Dutch physicists from Leiden University are taking the idea of "to boldly go" to whole new level -- and an incredibly small one at that. The researchers have created a microscopic microprinted ship that looks like Star Trek's USS Voyager as part of larger research experiment and the creation doesn't just look like the USS Voyager; the tiny ship actually moves on its own through liquid.
The ship was highlighted in a scientific paper entitled "Catalytically propelled 3D colloidal microswimmers" that was published last month in the journal Soft Matter and is one of several artificial "microswimmers" the researchers created -- others include a variety of other designs and a tiny boat, 3DBenchy. The very miniature Voyager measures microns in size and is able to move thanks to chemical reactions between the platinum coating and the hydrogen peroxide solution it was placed in (via The Verge). The Voyager shape, as well as the others included in the study, were chosen to produce results different than the more typical sphere shapes researchers had used previously.
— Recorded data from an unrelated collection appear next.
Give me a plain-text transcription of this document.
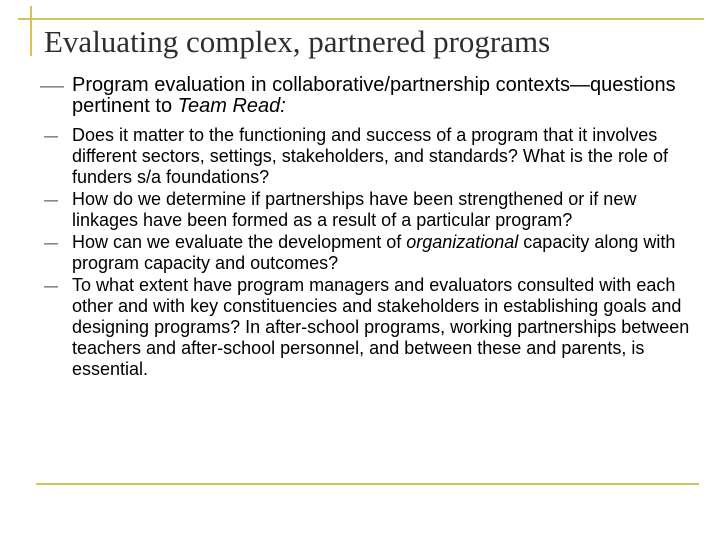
Evaluating complex, partnered programs
Program evaluation in collaborative/partnership contexts—questions pertinent to Team Read:
Does it matter to the functioning and success of a program that it involves different sectors, settings, stakeholders, and standards? What is the role of funders s/a foundations?
How do we determine if partnerships have been strengthened or if new linkages have been formed as a result of a particular program?
How can we evaluate the development of organizational capacity along with program capacity and outcomes?
To what extent have program managers and evaluators consulted with each other and with key constituencies and stakeholders in establishing goals and designing programs? In after-school programs, working partnerships between teachers and after-school personnel, and between these and parents, is essential.
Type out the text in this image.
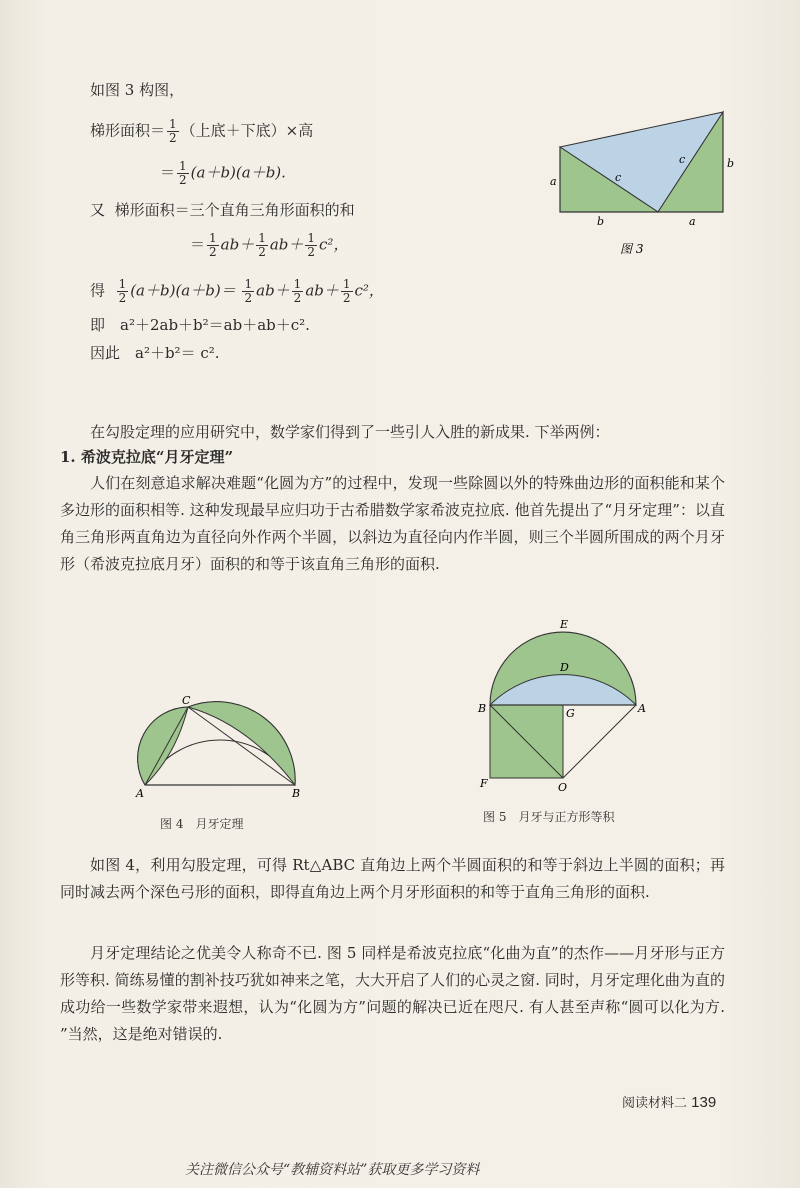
如图 3 构图，
梯形面积＝ $\frac{1}{2}$ （上底＋下底）×高
＝ $\frac{1}{2} (a+b)(a+b)$.
又 梯形面积＝三个直角三角形面积的和
＝ $\frac{1}{2} ab+ \frac{1}{2} ab+ \frac{1}{2} c^2$，
得 $\frac{1}{2} (a+b)(a+b)= \frac{1}{2} ab+ \frac{1}{2} ab+ \frac{1}{2} c^2$，
即　a²＋2ab＋b²＝ab＋ab＋c².
因此　a²＋b²＝ c².
a
b
b	a
c
c
图 3
在勾股定理的应用研究中，数学家们得到了一些引人入胜的新成果. 下举两例：
1. 希波克拉底“月牙定理”
人们在刻意追求解决难题“化圆为方”的过程中，发现一些除圆以外的特殊曲边形的面积能和某个多边形的面积相等. 这种发现最早应归功于古希腊数学家希波克拉底. 他首先提出了“月牙定理”：以直角三角形两直角边为直径向外作两个半圆，以斜边为直径向内作半圆，则三个半圆所围成的两个月牙形（希波克拉底月牙）面积的和等于该直角三角形的面积.
A	B
C
图 4　月牙定理
E
D
B	G	A
F	O
图 5　月牙与正方形等积
如图 4，利用勾股定理，可得 Rt△ABC 直角边上两个半圆面积的和等于斜边上半圆的面积；再同时减去两个深色弓形的面积，即得直角边上两个月牙形面积的和等于直角三角形的面积.
月牙定理结论之优美令人称奇不已. 图 5 同样是希波克拉底“化曲为直”的杰作——月牙形与正方形等积. 简练易懂的割补技巧犹如神来之笔，大大开启了人们的心灵之窗. 同时，月牙定理化曲为直的成功给一些数学家带来遐想，认为“化圆为方”问题的解决已近在咫尺. 有人甚至声称“圆可以化为方. ”当然，这是绝对错误的.
阅读材料二 139
关注微信公众号“教辅资料站”获取更多学习资料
The designs were also chosen to test the abilities of the researchers' macroscopic 3D printer -- particularly the little boat.
"3D Benchy is a structure that has been designed to test macroscopic 3D printers because it has several challenging features, and it was natural to also try it at the micrometer scale" researcher Daniela Kraft told Gizmodo.
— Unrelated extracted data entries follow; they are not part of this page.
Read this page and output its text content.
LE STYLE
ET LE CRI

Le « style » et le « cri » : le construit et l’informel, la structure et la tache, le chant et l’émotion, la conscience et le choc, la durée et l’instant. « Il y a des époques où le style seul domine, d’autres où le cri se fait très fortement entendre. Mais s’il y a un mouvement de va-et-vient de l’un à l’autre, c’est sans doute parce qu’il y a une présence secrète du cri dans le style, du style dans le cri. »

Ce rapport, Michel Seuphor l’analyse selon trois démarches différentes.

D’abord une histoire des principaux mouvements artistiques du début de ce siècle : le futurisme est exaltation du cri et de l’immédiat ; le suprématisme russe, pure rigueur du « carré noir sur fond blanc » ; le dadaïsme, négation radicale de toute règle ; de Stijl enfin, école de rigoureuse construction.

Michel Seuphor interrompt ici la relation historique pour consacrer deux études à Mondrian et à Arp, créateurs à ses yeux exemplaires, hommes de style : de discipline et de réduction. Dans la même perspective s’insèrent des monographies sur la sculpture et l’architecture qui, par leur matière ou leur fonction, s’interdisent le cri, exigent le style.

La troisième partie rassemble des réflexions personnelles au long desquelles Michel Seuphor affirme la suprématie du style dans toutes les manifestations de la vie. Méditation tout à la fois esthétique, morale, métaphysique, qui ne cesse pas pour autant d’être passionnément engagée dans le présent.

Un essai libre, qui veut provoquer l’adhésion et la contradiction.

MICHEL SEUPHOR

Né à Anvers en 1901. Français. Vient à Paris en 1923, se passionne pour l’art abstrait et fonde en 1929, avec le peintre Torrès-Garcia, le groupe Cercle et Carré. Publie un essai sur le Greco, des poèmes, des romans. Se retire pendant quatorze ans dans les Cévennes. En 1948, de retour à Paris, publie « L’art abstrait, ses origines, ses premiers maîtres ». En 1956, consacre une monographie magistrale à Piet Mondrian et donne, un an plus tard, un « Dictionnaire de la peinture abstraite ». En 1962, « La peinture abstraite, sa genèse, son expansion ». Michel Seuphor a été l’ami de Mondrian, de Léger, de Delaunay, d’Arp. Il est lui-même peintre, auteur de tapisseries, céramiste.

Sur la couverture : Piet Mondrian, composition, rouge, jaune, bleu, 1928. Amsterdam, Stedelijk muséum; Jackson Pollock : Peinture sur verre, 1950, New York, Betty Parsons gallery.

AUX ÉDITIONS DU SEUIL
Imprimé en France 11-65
In terms of what the research may do for science, the researchers are hopeful that these 3D printed will help them learn more about biological microswimmers, a broad category that includes things such as bacteria, white blood cells, and even sperm. Gaining a better understanding of how those work could help eventually pave the way for the medical use of synthetic microswimmers.
"Our results demonstrate that 3D microprinting overcomes current limitations in the fabrication of active microswimmers with complex shapes and controlled patch location. It opens the door to studying and quantifying shape-dependent motion of active microswimmers, their interactions and collective behavior, but also navigation in complex environments that rely on alignment through shape-induced torques," the study concludes. "These particles might also be employed to gain a better understanding of the propulsion mechanism, and help in the understanding of biological microswimmers and active matter. Ultimately, it will allow a greater control and design of the behavior of synthetic microswimmers, useful for applications in therapeutic diagnostics and drug delivery."